はじめて京塚昌子さんという女優に出会ったのは、彼女が新派の女優さんとして舞台に出ている頃であったと思う。すらりとした体つきで、よく透る声はメリハリがきいて、決して出しゃばらないのに存在感があるのに与えられるのは脇役が多かった。
当時、劇団を背負って立っている女王は水谷八重子であり、男優には伊志井寛、大矢市次郎といった名優が並んでいた。その中で京塚さんは常にひかえめで、実際の年齢よりも老けてみえた。それで思い出したことだが、後年、「肝っ玉かあさん」のテレビドラマで主演者と脚本家という間柄で親しくつき合っていた頃に、なにかでおたがいの年齢の話になり、京塚さんから「あなたは私のことを余っ程、年長者だと思っているんですね」と叱られたことがあった。ちなみに、彼女の干支は午、私は二歳しか違わない申年であった。

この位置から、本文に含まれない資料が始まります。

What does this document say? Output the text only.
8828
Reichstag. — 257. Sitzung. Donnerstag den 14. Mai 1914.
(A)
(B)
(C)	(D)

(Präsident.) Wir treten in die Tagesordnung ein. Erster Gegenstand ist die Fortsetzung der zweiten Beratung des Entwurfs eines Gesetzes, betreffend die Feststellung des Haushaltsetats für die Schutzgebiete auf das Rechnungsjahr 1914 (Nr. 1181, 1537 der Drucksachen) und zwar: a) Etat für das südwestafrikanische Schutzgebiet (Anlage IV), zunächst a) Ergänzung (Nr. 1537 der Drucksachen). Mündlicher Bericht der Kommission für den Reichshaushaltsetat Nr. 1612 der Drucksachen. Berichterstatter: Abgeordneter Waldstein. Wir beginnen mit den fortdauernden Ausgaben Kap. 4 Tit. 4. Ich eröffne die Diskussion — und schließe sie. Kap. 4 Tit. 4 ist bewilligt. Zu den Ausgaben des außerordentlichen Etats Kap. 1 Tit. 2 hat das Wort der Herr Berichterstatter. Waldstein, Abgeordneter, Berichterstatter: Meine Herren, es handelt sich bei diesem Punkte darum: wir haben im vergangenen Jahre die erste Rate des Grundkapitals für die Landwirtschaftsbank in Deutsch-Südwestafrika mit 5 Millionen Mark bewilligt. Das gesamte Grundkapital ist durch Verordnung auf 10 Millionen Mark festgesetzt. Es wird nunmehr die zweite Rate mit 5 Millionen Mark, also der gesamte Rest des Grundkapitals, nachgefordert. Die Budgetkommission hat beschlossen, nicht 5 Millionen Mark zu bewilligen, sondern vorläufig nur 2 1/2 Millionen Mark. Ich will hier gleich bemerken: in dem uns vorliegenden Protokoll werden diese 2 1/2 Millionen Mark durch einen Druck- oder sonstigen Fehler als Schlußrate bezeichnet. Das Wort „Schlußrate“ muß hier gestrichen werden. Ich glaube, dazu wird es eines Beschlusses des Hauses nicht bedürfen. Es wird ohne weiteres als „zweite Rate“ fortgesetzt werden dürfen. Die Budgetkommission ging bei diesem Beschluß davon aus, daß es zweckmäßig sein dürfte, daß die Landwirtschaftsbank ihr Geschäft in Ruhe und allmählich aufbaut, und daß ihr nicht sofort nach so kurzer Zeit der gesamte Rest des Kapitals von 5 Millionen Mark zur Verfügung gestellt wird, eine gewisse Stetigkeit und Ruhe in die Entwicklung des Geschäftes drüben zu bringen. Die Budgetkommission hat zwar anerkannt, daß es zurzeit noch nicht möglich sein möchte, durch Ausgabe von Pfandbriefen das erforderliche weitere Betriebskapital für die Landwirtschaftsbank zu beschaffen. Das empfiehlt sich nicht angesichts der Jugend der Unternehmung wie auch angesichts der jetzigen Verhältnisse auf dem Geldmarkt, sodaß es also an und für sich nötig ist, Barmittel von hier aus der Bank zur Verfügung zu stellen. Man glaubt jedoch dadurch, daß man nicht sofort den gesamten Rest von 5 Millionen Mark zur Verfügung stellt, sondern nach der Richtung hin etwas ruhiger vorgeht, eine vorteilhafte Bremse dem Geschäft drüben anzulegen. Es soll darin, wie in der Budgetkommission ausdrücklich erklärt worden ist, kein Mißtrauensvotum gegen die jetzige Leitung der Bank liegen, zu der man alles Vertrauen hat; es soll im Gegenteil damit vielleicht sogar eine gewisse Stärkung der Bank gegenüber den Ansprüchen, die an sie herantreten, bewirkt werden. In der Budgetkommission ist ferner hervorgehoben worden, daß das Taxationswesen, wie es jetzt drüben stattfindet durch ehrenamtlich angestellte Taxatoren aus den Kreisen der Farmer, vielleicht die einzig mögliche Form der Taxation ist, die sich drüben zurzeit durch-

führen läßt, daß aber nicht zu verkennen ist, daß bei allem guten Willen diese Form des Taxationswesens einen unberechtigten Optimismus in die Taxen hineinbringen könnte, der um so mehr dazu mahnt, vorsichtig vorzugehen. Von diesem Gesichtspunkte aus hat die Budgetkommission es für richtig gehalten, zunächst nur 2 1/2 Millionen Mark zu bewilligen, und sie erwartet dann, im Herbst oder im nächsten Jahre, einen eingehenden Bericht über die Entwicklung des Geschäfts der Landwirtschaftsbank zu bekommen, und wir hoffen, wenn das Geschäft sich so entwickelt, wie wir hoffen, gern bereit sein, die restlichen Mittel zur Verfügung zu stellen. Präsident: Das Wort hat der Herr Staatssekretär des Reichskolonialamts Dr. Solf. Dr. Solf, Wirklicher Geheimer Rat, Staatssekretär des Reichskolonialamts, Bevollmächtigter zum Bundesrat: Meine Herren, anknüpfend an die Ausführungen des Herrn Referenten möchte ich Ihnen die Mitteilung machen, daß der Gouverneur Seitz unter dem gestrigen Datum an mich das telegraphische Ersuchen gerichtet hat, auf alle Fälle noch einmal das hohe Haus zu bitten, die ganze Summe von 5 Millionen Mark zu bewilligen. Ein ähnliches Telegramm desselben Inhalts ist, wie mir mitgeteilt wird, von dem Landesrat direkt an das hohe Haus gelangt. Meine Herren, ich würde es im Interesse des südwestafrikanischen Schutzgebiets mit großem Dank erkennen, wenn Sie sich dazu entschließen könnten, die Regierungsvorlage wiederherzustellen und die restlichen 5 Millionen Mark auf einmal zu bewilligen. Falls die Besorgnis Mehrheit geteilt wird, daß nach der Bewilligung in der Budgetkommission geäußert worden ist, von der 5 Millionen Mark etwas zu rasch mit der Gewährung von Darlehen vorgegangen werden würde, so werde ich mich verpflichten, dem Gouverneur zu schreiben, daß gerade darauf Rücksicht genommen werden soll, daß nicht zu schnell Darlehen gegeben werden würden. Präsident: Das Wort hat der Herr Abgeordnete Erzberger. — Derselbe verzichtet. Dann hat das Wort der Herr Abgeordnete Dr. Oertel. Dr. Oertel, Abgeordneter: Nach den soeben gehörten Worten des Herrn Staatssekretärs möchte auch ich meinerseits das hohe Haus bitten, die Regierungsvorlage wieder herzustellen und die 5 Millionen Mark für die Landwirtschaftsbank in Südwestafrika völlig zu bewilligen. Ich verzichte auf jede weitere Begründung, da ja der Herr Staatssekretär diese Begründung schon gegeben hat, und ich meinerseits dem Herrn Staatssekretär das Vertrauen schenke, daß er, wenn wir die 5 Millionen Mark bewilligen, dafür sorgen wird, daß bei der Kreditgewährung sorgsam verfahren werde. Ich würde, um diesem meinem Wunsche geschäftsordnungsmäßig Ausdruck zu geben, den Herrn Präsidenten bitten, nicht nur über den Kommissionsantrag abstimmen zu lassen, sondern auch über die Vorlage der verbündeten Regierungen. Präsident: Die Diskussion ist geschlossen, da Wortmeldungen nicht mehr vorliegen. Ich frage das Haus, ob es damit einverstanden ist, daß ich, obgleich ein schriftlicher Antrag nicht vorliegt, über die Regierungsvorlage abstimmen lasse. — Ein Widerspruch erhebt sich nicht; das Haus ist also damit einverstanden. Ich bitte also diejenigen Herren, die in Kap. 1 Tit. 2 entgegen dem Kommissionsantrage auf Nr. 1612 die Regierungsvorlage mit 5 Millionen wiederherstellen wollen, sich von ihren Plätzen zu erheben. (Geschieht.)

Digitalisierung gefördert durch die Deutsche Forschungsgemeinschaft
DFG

念のため書いておくが、京塚さんの脇役はそんじょそこらの脇役ではなかった。するべき芝居を完全にやりとげていて、決して主役を食うことはない。つまり、邪魔をしない。むしろ、さりげなく主役を支えている。その上、そのことを観客には気づかせない心くばりをしている。相手役にとってこんな便利重宝で有難い役者は滅多に居ない。
けれども、京塚さんにとっては嬉しくない現実であろう。俳優ならば思う存分、主役で活躍したい。主役として舞台を盛り上げたいのが本音というもの。それが、新派の舞台では不可能であった。
時代は京塚さんに味方をした。
テレビが急速に普及し、テレビドラマが人気を得た。
主役は必ずしも典型的な美男美女でなくてよい。
むしろ、一般の視聴者にとって身近かな親しみやすい人物のほうが人気を集めた。但し、確かな演技力がなくては困る。
テレビドラマ、「肝っ玉かあさん」は京塚昌子という女優があって始めて誕生した。作者の私がそういっているのだから間違いはない。
きっかけは、私の直木賞受賞作の「鏨師」のテレビドラマ化に、プロデューサーの石井ふく子さんが主人公に、新派の名優、伊志井寛さんを起用し、その女房役として京塚昌子さんをキャスティングしたのに始まる。作者はすっかり、お二人のファンになり、以来、石井さんの注文に応じて東芝日曜劇場などのテレビドラマをせっせと書いた。
京塚さんを主役にして「肝っ玉かあさん」という題名のテレビドラマも石井さんが企画し、依頼を受けて脚本を私が書いた。
題名の「肝っ玉かあさん」は石井さんの発案で、私は今一つの感じではあったが、結局、石井さんのアイディアがマスコミにも受けて「テレビドラマ・肝っ玉かあさん」はTBS系で一九六八年から一九七二年まで、足掛け五年、通算、放送回数百十七回で終了した。
「肝っ玉かあさん」のおかげで京塚さんと今まで以上に親しくなり、彼女が競馬のファンで知人に頼まれて馬主となり、持ち馬の名前を「マサコチャン」とつけたが一向に芽が出ず、結局、障害物競走とやらに出したら一着になったとかいう自慢話を聞かされたりしたのも、今、思うと、なつかしくてたまらなくなる。